8. Due to reduced cost, worldwide capacity has increased dramatically. When you need to dramatically increase supply, quality can suffer. People who would not have made the cut a few decades ago now get through (this isn't just an aviation thing either). And everyone wants to believe that quality pilots don't really matter much anymore. The airlines want to believe it to reduce costs. The airplane manufacturers peddle this line knowing it is what the airlines want to hear.
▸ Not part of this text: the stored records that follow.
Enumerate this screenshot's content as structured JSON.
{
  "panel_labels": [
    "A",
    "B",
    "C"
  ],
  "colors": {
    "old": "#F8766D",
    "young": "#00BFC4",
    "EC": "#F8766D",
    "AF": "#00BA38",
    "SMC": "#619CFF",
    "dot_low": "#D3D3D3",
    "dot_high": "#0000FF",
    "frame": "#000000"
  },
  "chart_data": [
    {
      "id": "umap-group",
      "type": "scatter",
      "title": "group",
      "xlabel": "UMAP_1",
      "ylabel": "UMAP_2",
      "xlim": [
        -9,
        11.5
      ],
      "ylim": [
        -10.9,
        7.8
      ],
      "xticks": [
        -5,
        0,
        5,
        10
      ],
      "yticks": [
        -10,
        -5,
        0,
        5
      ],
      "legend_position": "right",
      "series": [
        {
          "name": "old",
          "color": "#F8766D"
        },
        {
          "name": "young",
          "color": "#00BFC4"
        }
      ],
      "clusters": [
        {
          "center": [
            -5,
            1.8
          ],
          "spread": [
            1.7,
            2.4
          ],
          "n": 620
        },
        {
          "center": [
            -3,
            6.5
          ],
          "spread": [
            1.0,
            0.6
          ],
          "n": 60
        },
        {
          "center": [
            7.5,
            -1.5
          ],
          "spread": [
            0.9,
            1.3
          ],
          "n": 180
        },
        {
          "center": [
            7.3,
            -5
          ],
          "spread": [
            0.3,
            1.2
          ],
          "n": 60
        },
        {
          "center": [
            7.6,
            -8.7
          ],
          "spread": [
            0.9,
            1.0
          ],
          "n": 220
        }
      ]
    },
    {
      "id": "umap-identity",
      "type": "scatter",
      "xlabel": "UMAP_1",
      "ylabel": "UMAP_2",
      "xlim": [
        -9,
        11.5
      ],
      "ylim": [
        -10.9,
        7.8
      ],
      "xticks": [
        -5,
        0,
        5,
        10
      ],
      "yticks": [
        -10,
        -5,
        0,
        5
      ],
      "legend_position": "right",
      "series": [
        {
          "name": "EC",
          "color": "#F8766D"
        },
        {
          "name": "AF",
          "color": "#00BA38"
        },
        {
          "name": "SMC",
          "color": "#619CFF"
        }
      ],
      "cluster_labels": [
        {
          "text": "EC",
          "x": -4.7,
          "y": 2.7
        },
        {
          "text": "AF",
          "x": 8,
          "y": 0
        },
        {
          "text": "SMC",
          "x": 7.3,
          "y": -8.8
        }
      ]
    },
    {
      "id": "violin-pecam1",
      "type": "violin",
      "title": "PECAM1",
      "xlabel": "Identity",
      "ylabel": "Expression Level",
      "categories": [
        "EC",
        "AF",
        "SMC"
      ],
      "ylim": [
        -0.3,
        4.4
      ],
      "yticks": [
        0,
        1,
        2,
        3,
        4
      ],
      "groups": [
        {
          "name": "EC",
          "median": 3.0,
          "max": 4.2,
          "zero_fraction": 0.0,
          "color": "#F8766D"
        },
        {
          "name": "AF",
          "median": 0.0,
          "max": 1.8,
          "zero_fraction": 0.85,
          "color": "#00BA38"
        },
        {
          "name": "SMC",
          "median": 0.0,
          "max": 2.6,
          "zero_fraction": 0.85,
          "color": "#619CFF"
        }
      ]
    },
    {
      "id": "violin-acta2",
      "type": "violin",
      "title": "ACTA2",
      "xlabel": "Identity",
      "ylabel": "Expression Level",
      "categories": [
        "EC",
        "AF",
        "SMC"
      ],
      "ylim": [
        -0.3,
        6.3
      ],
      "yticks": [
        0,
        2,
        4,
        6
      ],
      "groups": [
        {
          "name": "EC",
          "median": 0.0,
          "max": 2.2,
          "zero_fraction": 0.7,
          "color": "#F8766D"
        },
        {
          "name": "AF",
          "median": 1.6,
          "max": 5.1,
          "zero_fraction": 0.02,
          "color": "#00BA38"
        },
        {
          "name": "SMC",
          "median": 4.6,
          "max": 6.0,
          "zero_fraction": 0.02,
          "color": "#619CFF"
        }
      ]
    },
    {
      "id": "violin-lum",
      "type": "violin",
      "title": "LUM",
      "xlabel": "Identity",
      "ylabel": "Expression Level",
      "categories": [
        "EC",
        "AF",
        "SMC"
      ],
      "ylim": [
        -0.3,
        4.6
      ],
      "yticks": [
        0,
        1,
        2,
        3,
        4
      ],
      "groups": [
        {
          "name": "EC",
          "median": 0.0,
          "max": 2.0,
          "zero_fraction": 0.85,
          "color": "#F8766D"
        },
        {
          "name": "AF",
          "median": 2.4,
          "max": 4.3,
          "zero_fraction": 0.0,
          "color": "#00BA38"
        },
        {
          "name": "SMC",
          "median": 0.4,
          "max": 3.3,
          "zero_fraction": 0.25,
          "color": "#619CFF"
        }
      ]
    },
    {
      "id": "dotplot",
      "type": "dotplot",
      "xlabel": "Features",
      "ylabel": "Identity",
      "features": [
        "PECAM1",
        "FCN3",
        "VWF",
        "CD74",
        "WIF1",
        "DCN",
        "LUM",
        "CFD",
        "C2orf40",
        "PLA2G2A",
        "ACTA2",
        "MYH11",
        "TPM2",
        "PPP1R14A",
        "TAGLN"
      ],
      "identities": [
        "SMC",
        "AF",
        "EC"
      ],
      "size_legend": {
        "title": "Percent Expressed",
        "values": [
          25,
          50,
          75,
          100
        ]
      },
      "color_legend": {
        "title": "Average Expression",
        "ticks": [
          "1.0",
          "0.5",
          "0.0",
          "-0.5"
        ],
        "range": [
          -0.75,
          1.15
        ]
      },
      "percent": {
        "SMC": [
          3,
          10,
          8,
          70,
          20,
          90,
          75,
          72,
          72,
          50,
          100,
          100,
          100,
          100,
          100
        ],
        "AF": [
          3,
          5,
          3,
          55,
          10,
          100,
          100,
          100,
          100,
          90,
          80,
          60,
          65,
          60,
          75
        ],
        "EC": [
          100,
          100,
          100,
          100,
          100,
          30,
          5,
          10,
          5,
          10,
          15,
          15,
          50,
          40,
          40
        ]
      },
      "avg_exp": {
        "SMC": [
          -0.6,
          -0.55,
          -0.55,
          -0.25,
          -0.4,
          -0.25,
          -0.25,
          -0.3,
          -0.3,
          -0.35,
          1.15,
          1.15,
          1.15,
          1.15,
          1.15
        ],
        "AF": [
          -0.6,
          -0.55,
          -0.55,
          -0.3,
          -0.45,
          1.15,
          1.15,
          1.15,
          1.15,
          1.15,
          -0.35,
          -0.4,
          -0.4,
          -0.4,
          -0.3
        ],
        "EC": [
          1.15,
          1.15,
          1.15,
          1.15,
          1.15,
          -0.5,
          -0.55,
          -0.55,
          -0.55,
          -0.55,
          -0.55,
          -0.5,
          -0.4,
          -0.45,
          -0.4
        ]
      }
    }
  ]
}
9. On top of all this, some people here suggest a problem with Asian cultures and over-reliance on automation. They point to the presumed cause for this crash, or Asiana 214 at SFO (and overlook the western crews of AF447 or QF1 at Bangkok). I have spent a fair bit of time in Asia, and enjoy the culture. Maybe there is a case that the deferential culture at times allows small problems to develop into big problems. Maybe. But I suspect the real issue has less to do with the culture per se, and more to do with:
a) this is where growth has been most dramatic (and hence quality control is likely to be most problematic)
b) developing countries mean developing standards (as mentioned by others)
c) they have to deliver the product at a lower price consistent with the lower cost of living in this region. They pay the same for fuel and planes, so guess where the savings are achieved.

And I suspect that worldwide aviation has much bigger problems to address than different cultures in different areas. Because our similarities are greater than our differences.


Its all a bit grim. Particularly as bean-counters will keep pointing to number 1 (increased safety overall) and state there is no problem.